In a recent blog post we discussed User Acceptance Testing and the reasons why testing from the user perspective is so important. User experience is often the first and only metric users judge your app, and nowhere more so than in OTT media. Here, user experience relies largely on the playback quality and service delivery.
Why is OTT Testing so Important?
In the world of video applications, the user decides when and what to watch — and will abandon a video if content doesn’t start streaming within 2 seconds. Each additional second of delay will see an additional 6% of your audience leave. This means that a 5 second delay can cost you a quarter of your audience!
To provide the all-important user experience, there are two primary OTT testing areas to consider. Let’s look at the major players in user satisfaction with OTT content.
1. Seamless Delivery: Your service and products are judged by their user experience and streaming consistency, so seamless delivery of content is critical to a positive user experience.
2. Playback Quality: If the content isn’t available on demand – and playable without delay – the audience quickly loses interest. With streaming, a positive user experience and sustained audience engagement is highly correlated with video playback performance.

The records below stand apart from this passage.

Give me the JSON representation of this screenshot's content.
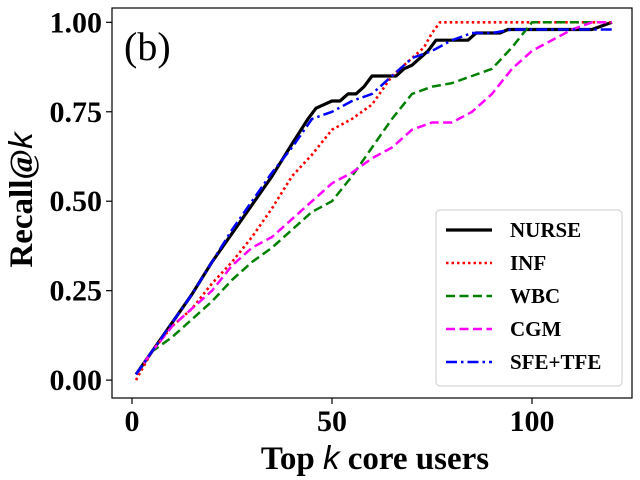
{
  "chart_data": {
    "type": "line",
    "panel_label": "(b)",
    "xlabel_prefix": "Top ",
    "xlabel_var": "k",
    "xlabel_suffix": " core users",
    "ylabel_prefix": "Recall@",
    "ylabel_var": "k",
    "xlim": [
      -5,
      125
    ],
    "ylim": [
      -0.05,
      1.04
    ],
    "xticks": [
      0,
      50,
      100
    ],
    "yticks": [
      0.0,
      0.25,
      0.5,
      0.75,
      1.0
    ],
    "xtick_labels": [
      "0",
      "50",
      "100"
    ],
    "ytick_labels": [
      "0.00",
      "0.25",
      "0.50",
      "0.75",
      "1.00"
    ],
    "legend_position": "lower-right",
    "series": [
      {
        "name": "NURSE",
        "color": "#000000",
        "style": "solid",
        "x": [
          1,
          5,
          10,
          15,
          20,
          25,
          30,
          35,
          40,
          44,
          46,
          48,
          50,
          52,
          54,
          56,
          58,
          60,
          62,
          64,
          66,
          68,
          70,
          72,
          74,
          76,
          78,
          80,
          82,
          84,
          86,
          88,
          90,
          92,
          94,
          96,
          98,
          100,
          105,
          110,
          115,
          120
        ],
        "y": [
          0.016,
          0.08,
          0.16,
          0.24,
          0.33,
          0.41,
          0.49,
          0.57,
          0.66,
          0.73,
          0.76,
          0.77,
          0.78,
          0.78,
          0.8,
          0.8,
          0.82,
          0.85,
          0.85,
          0.85,
          0.85,
          0.87,
          0.88,
          0.9,
          0.92,
          0.95,
          0.95,
          0.95,
          0.95,
          0.95,
          0.97,
          0.97,
          0.97,
          0.97,
          0.98,
          0.98,
          0.98,
          0.98,
          0.98,
          0.98,
          0.98,
          1.0
        ]
      },
      {
        "name": "INF",
        "color": "#ff0000",
        "style": "dotted",
        "x": [
          1,
          5,
          10,
          15,
          20,
          25,
          30,
          35,
          40,
          45,
          50,
          55,
          60,
          65,
          70,
          73,
          75,
          77,
          80,
          85,
          90,
          95,
          100,
          105,
          110,
          115,
          120
        ],
        "y": [
          0.0,
          0.08,
          0.15,
          0.2,
          0.27,
          0.33,
          0.4,
          0.48,
          0.57,
          0.63,
          0.7,
          0.73,
          0.77,
          0.85,
          0.9,
          0.93,
          0.97,
          1.0,
          1.0,
          1.0,
          1.0,
          1.0,
          1.0,
          1.0,
          1.0,
          1.0,
          1.0
        ]
      },
      {
        "name": "WBC",
        "color": "#008000",
        "style": "dashed",
        "x": [
          1,
          5,
          10,
          15,
          20,
          25,
          30,
          35,
          40,
          45,
          50,
          55,
          60,
          65,
          70,
          75,
          80,
          85,
          90,
          95,
          100,
          105,
          110,
          115,
          120
        ],
        "y": [
          0.016,
          0.08,
          0.12,
          0.17,
          0.22,
          0.28,
          0.33,
          0.37,
          0.42,
          0.47,
          0.5,
          0.57,
          0.65,
          0.73,
          0.8,
          0.82,
          0.83,
          0.85,
          0.87,
          0.93,
          1.0,
          1.0,
          1.0,
          1.0,
          1.0
        ]
      },
      {
        "name": "CGM",
        "color": "#ff00ff",
        "style": "dashed",
        "x": [
          1,
          5,
          10,
          15,
          20,
          25,
          30,
          35,
          40,
          45,
          50,
          55,
          60,
          65,
          70,
          75,
          80,
          85,
          90,
          95,
          100,
          105,
          110,
          115,
          120
        ],
        "y": [
          0.016,
          0.08,
          0.15,
          0.2,
          0.25,
          0.32,
          0.37,
          0.4,
          0.45,
          0.5,
          0.55,
          0.58,
          0.62,
          0.65,
          0.7,
          0.72,
          0.72,
          0.75,
          0.8,
          0.87,
          0.92,
          0.95,
          0.98,
          1.0,
          1.0
        ]
      },
      {
        "name": "SFE+TFE",
        "color": "#0000ff",
        "style": "dashdot",
        "x": [
          1,
          5,
          10,
          15,
          20,
          25,
          30,
          35,
          40,
          45,
          50,
          55,
          60,
          65,
          70,
          75,
          80,
          85,
          90,
          95,
          100,
          105,
          110,
          115,
          120
        ],
        "y": [
          0.016,
          0.08,
          0.16,
          0.24,
          0.33,
          0.42,
          0.5,
          0.58,
          0.65,
          0.73,
          0.75,
          0.78,
          0.8,
          0.85,
          0.9,
          0.92,
          0.95,
          0.97,
          0.97,
          0.98,
          0.98,
          0.98,
          0.98,
          0.98,
          0.98
        ]
      }
    ]
  }
}
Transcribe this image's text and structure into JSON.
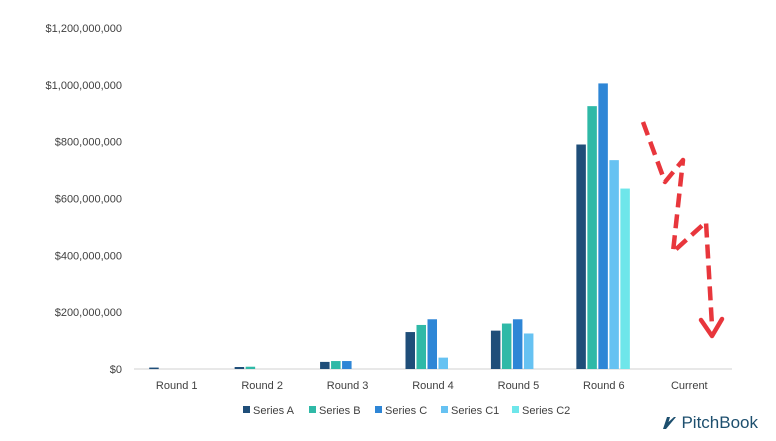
{
  "chart_data": {
    "type": "bar",
    "categories": [
      "Round 1",
      "Round 2",
      "Round 3",
      "Round 4",
      "Round 5",
      "Round 6",
      "Current"
    ],
    "series": [
      {
        "name": "Series A",
        "color": "#1f4e79",
        "values": [
          5000000,
          7000000,
          25000000,
          130000000,
          135000000,
          790000000,
          null
        ]
      },
      {
        "name": "Series B",
        "color": "#2fb9a7",
        "values": [
          null,
          8000000,
          28000000,
          155000000,
          160000000,
          925000000,
          null
        ]
      },
      {
        "name": "Series C",
        "color": "#2e86d6",
        "values": [
          null,
          null,
          28000000,
          175000000,
          175000000,
          1005000000,
          null
        ]
      },
      {
        "name": "Series C1",
        "color": "#66c2f2",
        "values": [
          null,
          null,
          null,
          40000000,
          125000000,
          735000000,
          null
        ]
      },
      {
        "name": "Series C2",
        "color": "#6ee6ea",
        "values": [
          null,
          null,
          null,
          null,
          null,
          635000000,
          null
        ]
      }
    ],
    "ylim": [
      0,
      1200000000
    ],
    "yticks": [
      "$0",
      "$200,000,000",
      "$400,000,000",
      "$600,000,000",
      "$800,000,000",
      "$1,000,000,000",
      "$1,200,000,000"
    ],
    "grid": false,
    "legend": "bottom-center",
    "annotation": {
      "type": "decline-arrow",
      "color": "#e8363c"
    }
  },
  "brand": {
    "name": "PitchBook"
  }
}
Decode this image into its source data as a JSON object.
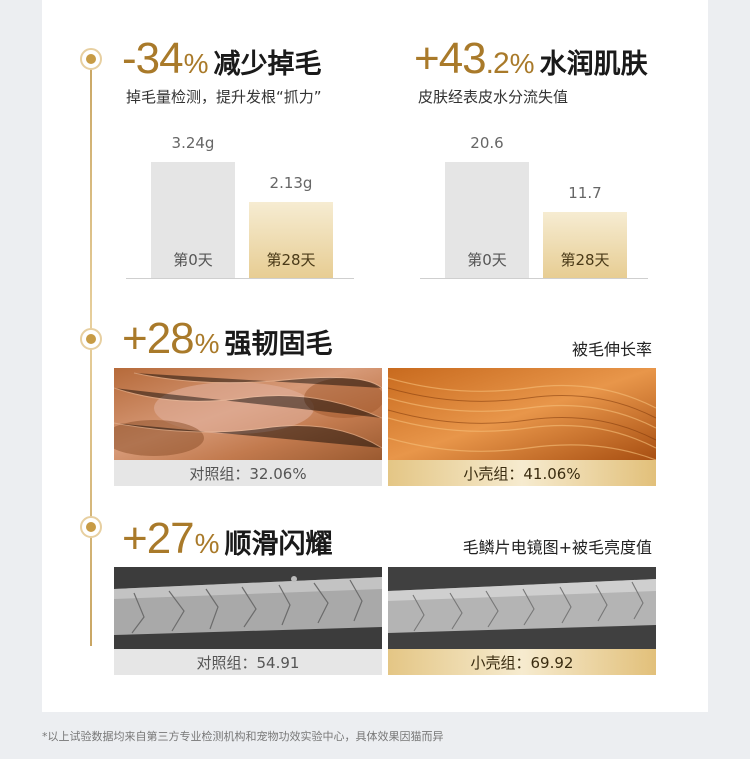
{
  "section1": {
    "left": {
      "number": "-34",
      "pct": "%",
      "title": "减少掉毛",
      "subtitle": "掉毛量检测，提升发根“抓力”",
      "bars": [
        {
          "label": "第0天",
          "value_text": "3.24g",
          "value": 3.24
        },
        {
          "label": "第28天",
          "value_text": "2.13g",
          "value": 2.13
        }
      ]
    },
    "right": {
      "number": "+43",
      "decimal": ".2",
      "pct": "%",
      "title": "水润肌肤",
      "subtitle": "皮肤经表皮水分流失值",
      "bars": [
        {
          "label": "第0天",
          "value_text": "20.6",
          "value": 20.6
        },
        {
          "label": "第28天",
          "value_text": "11.7",
          "value": 11.7
        }
      ]
    }
  },
  "section2": {
    "number": "+28",
    "pct": "%",
    "title": "强韧固毛",
    "right_label": "被毛伸长率",
    "captions": {
      "control": "对照组：32.06%",
      "product": "小壳组：41.06%"
    }
  },
  "section3": {
    "number": "+27",
    "pct": "%",
    "title": "顺滑闪耀",
    "right_label": "毛鳞片电镜图+被毛亮度值",
    "captions": {
      "control": "对照组：54.91",
      "product": "小壳组：69.92"
    }
  },
  "footnote": "*以上试验数据均来自第三方专业检测机构和宠物功效实验中心，具体效果因猫而异"
}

What Should OTT Testing Encompass?
If seamless delivery and quality of playback are the gold standards for OTT users, what factors should OTT testing address? Testing your service for functionality is a given. But the user experience metric relies so heavily on playback quality, special attention should be given to two areas. Testing your OTT service for load handling capabilities is the first crucial element.

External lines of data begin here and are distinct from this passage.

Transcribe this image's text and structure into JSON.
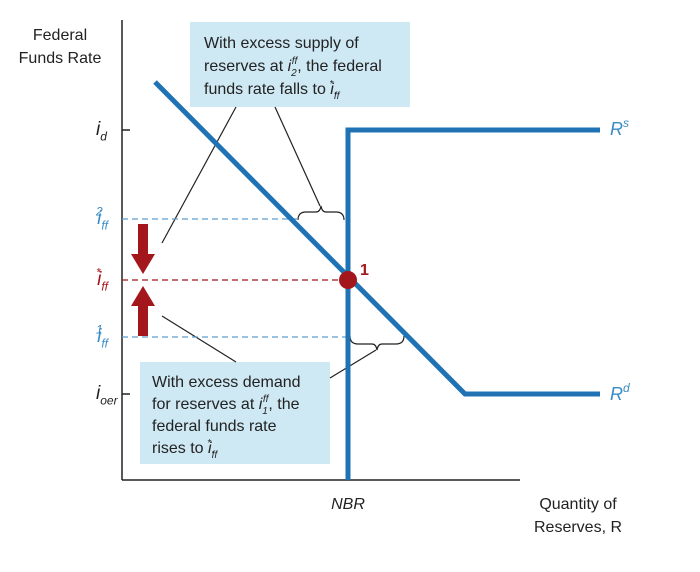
{
  "y_axis_title": [
    "Federal",
    "Funds Rate"
  ],
  "levels": [
    {
      "base": "i",
      "sub": "d"
    },
    {
      "base": "i",
      "sub": "ff",
      "sup": "2"
    },
    {
      "base": "i",
      "sub": "ff",
      "sup": "*"
    },
    {
      "base": "i",
      "sub": "ff",
      "sup": "1"
    },
    {
      "base": "i",
      "sub": "oer"
    }
  ],
  "curves": {
    "supply": {
      "base": "R",
      "sup": "s"
    },
    "demand": {
      "base": "R",
      "sup": "d"
    }
  },
  "equilibrium_label": "1",
  "x_marker": "NBR",
  "x_axis_title": [
    "Quantity of",
    "Reserves, R"
  ],
  "callout_supply": [
    [
      "With excess supply of"
    ],
    [
      "reserves at ",
      {
        "base": "i",
        "sub": "2",
        "sup": "ff"
      },
      ", the federal"
    ],
    [
      "funds rate falls to ",
      {
        "base": "i",
        "sub": "ff",
        "sup": "*"
      },
      "."
    ]
  ],
  "callout_demand": [
    [
      "With excess demand"
    ],
    [
      "for reserves at ",
      {
        "base": "i",
        "sub": "1",
        "sup": "ff"
      },
      ", the"
    ],
    [
      "federal funds rate"
    ],
    [
      "rises to ",
      {
        "base": "i",
        "sub": "ff",
        "sup": "*"
      },
      "."
    ]
  ]
}
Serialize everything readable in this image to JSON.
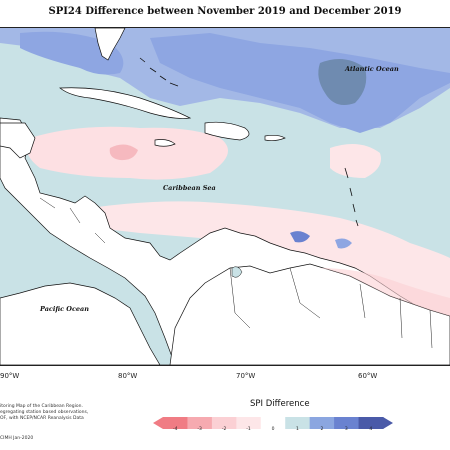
{
  "title": "SPI24 Difference between November 2019 and December 2019",
  "map": {
    "labels": {
      "atlantic": "Atlantic Ocean",
      "caribbean": "Caribbean Sea",
      "pacific": "Pacific Ocean"
    },
    "longitude_ticks": [
      "90°W",
      "80°W",
      "70°W",
      "60°W"
    ]
  },
  "legend": {
    "title": "SPI Difference",
    "ticks": [
      "-4",
      "-3",
      "-2",
      "-1",
      "0",
      "1",
      "2",
      "3",
      "4"
    ],
    "colors": [
      "#f07c84",
      "#f6aab0",
      "#fbd0d4",
      "#fde6e8",
      "#ffffff",
      "#c9e2e6",
      "#8ba6e0",
      "#6a82d0",
      "#4a5aa8"
    ]
  },
  "notes": {
    "line1": "itoring Map of the Caribbean Region.",
    "line2": "egregating station based observations,",
    "line3": "OF, with NCEP/NCAR Reanalysis Data",
    "credit": "CIMH  Jan-2020"
  }
}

Here’s the scenario: It’s election night 2020, Oprah vs. Trump. You’re watching the results pour in via a live stream on your computer when all the sudden, the feed crashes. The content provider did not prepare for the amount of people that would be viewing the stream. Load and performance testing would have mitigated that risk, and prevented having a bevy of unhappy viewers (who are now scrambling to find a feed that hasn’t crashed under load!)

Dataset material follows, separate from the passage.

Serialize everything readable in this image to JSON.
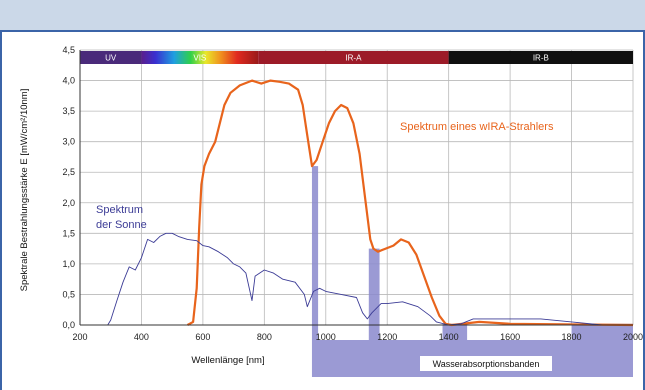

The second crucial OTT testing area is content delivery. Users today have a varied ecosystem of devices to use for viewing. These range from smartphones to “set-top” boxes such as Roku, and even some gaming devices. The user experience should be seamless across platforms.
Here’s the scenario: Your viewer began watching your content on a Roku during breakfast. Now, they’re on the bus to work and want to finish watching the segment they began during breakfast. Only now, they’re using their iPad to view. After opening the app on their iPad, they find the video is restarting from the beginning, rather than where they left off at breakfast. They’re frustrated because they aren’t automatically directed to where previous playback ended. After trying several times to fast-forward the video, and encountering buffering issues while doing so, they give up and watch something else. They may finish viewing your content later — or they might forget about it altogether. The wild world of OS and platforms creates a need to test your app for delivery consistency across this wide range of devices.
The OTT Recipe for Success
As with any software, OTT testing should encompass the basics of functionality and business goals. However, the nature of the streaming environment places an extra burden on companies to ensure user expectations are met. Fluctuating viewer loads and a huge variety of playback devices combine to create OTT testing challenges not typically seen with other platforms.
The recipe for success? Make sure your software QA plan addresses the twin challenges of consistent delivery and playback quality to ensure user satisfaction.